Im Oktober 1812 kehrte der junge Priester in seine Heimatstadt Aix-en-Provence zurück. Was er dort auf geistigem Gebiet fand, war erschreckend. Die Revolution und die kriegerische Zeit Napoleons hatten auf religiösem Gebiet verheerend gewirkt. Der Glaube war bei vielen erloschen. Eugen suchte nun bei Arbeitern, Dienstmädchen, Handwerkern und Jugendlichen, den Glauben neu zu beleben. Er erkannte: Soll in der Bevölkerung Südfrankreichs der christliche Glaube wieder belebt werden, müssen Volksmissionen veranstaltet werden. Allein konnte er diese Riesenaufgabe nicht bewältigen. Ihm gesellten sich gleichgesinnte Priester zu. Schon 1816 begannen sie Volksmissionen in den Städten und Dörfern zu organisieren. Bald zeigten sich die Früchte ihres geistigen Föhns. Das Volk fand zum Großteil wieder zum alten Glauben zurück. Eifrig verbreiteten sie unter dem Volk die Verehrung der Gottesmutter.

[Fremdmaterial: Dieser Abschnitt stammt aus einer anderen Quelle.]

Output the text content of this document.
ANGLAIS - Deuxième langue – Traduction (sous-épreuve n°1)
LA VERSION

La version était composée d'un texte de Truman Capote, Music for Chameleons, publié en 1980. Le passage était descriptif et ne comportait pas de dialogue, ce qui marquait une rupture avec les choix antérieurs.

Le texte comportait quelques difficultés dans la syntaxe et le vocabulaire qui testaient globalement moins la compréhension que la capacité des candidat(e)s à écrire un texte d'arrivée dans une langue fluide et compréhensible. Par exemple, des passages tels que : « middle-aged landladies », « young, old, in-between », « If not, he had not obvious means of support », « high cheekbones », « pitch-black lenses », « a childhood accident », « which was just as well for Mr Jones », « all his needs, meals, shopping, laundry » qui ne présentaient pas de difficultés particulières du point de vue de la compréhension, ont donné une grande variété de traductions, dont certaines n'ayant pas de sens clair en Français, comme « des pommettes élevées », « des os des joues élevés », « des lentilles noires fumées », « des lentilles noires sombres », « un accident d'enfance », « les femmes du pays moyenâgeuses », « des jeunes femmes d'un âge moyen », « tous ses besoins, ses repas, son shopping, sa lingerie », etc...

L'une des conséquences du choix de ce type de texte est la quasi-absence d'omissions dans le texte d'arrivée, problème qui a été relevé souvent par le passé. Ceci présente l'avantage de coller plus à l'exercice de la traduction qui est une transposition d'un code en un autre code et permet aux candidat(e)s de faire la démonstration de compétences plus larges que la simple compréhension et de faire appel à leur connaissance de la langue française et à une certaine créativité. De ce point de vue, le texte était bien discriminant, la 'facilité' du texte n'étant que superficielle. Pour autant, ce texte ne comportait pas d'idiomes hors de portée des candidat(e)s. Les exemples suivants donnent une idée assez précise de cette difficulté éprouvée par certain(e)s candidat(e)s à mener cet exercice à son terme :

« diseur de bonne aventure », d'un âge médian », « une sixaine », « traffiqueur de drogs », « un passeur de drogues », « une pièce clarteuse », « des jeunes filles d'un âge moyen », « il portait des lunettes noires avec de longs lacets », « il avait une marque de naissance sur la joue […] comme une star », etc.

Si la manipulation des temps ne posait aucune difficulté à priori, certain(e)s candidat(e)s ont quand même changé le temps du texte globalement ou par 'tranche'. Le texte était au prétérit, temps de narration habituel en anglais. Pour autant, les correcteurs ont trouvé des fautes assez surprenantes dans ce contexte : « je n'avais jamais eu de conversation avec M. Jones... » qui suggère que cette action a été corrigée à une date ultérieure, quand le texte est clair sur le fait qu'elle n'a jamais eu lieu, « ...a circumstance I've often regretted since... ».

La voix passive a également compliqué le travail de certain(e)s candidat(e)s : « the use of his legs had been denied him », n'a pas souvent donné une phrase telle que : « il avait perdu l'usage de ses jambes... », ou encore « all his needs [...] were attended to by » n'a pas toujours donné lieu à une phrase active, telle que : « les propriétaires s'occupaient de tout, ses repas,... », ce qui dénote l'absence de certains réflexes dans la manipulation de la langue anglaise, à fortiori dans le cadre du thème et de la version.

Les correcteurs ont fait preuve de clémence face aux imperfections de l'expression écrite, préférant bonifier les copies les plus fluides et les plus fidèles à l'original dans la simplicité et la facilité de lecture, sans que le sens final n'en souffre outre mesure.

In Rom gelang es Eugen de Mazenod 1825, die päpstliche Approbation für seine Gemeinschaft zu erlangen. Von nun an hieß sie „Kongregation der Missionare Oblaten der makellosen Jungfrau Maria“. Freudig schrieb Mazenod an seine Mitbrüder: „Wir stehen unter dem Schutz der makellosen Jungfrau, die bei Gott alles vermag.“ Die Zahl seiner Ordensbrüder wuchs rasch an. So konnte er Missionare nach Kanada bis hinauf zum Polarkreis, in die USA, auf Ceylon und Natal in Südafrika senden. Hauptziel seines Wirkens waren Volksmissionen. Der Papst ernannte Mazenod zum Bischof. Er wurde Coadjutor seines Onkels, der Bischof von Marseille war. Nach dessen Tod wurde er 1837 Bischof von Marseille. Hier wirkte er unermüdlich, half dem Priestermangel ab, errichtete neue Pfarreien und suchte mit neuen Seelsorgsmethoden das religiöse Leben seines Bistums zu vertiefen. Er ließ auf der Felskuppe hoch über dem Hafen von Marseille die berühmte Wallfahrtskirche „Notre Dame de la Garde“ erbauen. Bischof Mazenod starb am 21. Mai 1861 während des „Salve Regina“-Gebetes. Papst Paul VI. sprach ihn selig, Papst Johannes Paul II. am 3. Dezember 1995 heilig. Möge der geistige Föhn auch uns Klarheit bringen.